The doctor looked in my eyes and said, “What happened to you?”

That’s when I knew even if I could’ve answered him, I wouldn’t have. I’d never tell anybody. I was laid up sucking soup through a straw for a long time. I didn’t let the hospital call none of my people because I couldn’t stand for them to know what Myra did to me. At first I plotted how to kill her and get away with it. I knew right where she’d go, back home to her granny’s place. But in my heart, I didn’t want her dead or hurt like I was. She crawled under my skin the first time I saw her and she’s been there ever since.

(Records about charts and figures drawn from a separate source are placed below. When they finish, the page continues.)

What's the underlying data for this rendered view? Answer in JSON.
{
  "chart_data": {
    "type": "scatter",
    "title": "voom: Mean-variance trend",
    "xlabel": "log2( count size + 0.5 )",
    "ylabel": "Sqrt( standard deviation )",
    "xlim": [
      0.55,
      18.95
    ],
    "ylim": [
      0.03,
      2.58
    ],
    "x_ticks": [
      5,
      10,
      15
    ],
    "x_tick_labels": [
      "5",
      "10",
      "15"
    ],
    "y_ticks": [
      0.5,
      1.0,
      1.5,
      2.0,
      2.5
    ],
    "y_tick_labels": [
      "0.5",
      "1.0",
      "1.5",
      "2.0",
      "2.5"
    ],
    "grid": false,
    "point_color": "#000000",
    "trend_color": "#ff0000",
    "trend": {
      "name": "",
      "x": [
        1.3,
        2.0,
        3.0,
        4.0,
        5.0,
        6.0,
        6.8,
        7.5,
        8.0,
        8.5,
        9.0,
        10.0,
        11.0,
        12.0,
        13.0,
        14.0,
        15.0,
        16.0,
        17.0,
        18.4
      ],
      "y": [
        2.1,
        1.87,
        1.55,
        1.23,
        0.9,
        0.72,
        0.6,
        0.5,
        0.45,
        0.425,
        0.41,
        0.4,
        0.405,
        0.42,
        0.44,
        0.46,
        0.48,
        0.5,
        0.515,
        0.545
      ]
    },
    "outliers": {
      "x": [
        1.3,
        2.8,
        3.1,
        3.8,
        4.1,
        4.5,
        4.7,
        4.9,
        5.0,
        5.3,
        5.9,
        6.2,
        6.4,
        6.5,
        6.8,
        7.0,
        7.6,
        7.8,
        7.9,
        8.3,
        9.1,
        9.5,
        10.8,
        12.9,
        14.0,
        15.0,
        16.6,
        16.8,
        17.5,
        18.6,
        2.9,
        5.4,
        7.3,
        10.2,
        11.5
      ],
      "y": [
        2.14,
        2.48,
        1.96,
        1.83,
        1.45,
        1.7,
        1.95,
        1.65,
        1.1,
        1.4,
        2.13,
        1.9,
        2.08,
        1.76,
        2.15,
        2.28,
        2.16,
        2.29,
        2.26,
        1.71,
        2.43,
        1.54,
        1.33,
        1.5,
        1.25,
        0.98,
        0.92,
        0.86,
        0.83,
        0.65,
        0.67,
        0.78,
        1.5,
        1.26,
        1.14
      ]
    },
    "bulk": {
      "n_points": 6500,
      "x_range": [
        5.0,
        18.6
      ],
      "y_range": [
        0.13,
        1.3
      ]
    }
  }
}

Myra probably thinks I was the devil, but I loved her. I used to watch her sleeping and something about her hair against the white of the sheet pained my heart. Looking at her made me think about my mama, the only other woman I ever lived with. Once I stepped on a broke bottle and me and Mama sat on the front steps together while
she dug it out. For a long time that was my best memory, her prying something out of me. I remember wishing she’d keep that glass, with my blood on it. I wanted her to have it but she pitched it in the weeds. That’s how it was for me. Pitched in the weeds. But after a while I got to where I didn’t feel a thing when I thought about that bloody glass, bitter or sweet. I got used to not being touched. She wasn’t no kind of mother. One time Hollis and me was wrestling and laughing on the kitchen floor while she was trying to talk on the telephone. She took off her shoe and threw it and hit Hollis right between the eyes. He had a knot there for a long time. She wasn’t much of a wife to my daddy, either. Once before city water came through and we still had a well, I remember a man coming in the yard and asking for a drink of water. He went behind the wellhouse to the spigot where Mama was rinsing specks of grass off of her feet after Eugene had mowed. I was outside throwing a baseball up and catching it. After a while I didn’t hear Mama or the man talking. I went around the wellhouse and saw them knelt down with the water still running, making a mud puddle under the spigot, and that man with his hand inside of Mama’s blouse. I never told Daddy, but he suspected her of running around anyway. One night after she came in drunk he broke down the bathroom door and dragged her out. I was watching on the stair landing. He beat her and kicked her and pulled her out the door by the hair of the head, out through the mud and into the street. He got down and straddled her and beat her some more, slapping her over and over in the face. Then he got up and come on back in the house, not even breathing hard. But after I got older, she quit going out all the time with her perfume on and her mouth smeared up. She got to where she stayed in the bed all day long. Daddy used to snigger and hint around that he was slipping something in her drinks to keep her at home. I still don’t know if he was just kidding or if he was being serious. There’s a lot of things about them times that I still ain’t figured out. Like whether or not my mama died of heart trouble or if I poisoned her.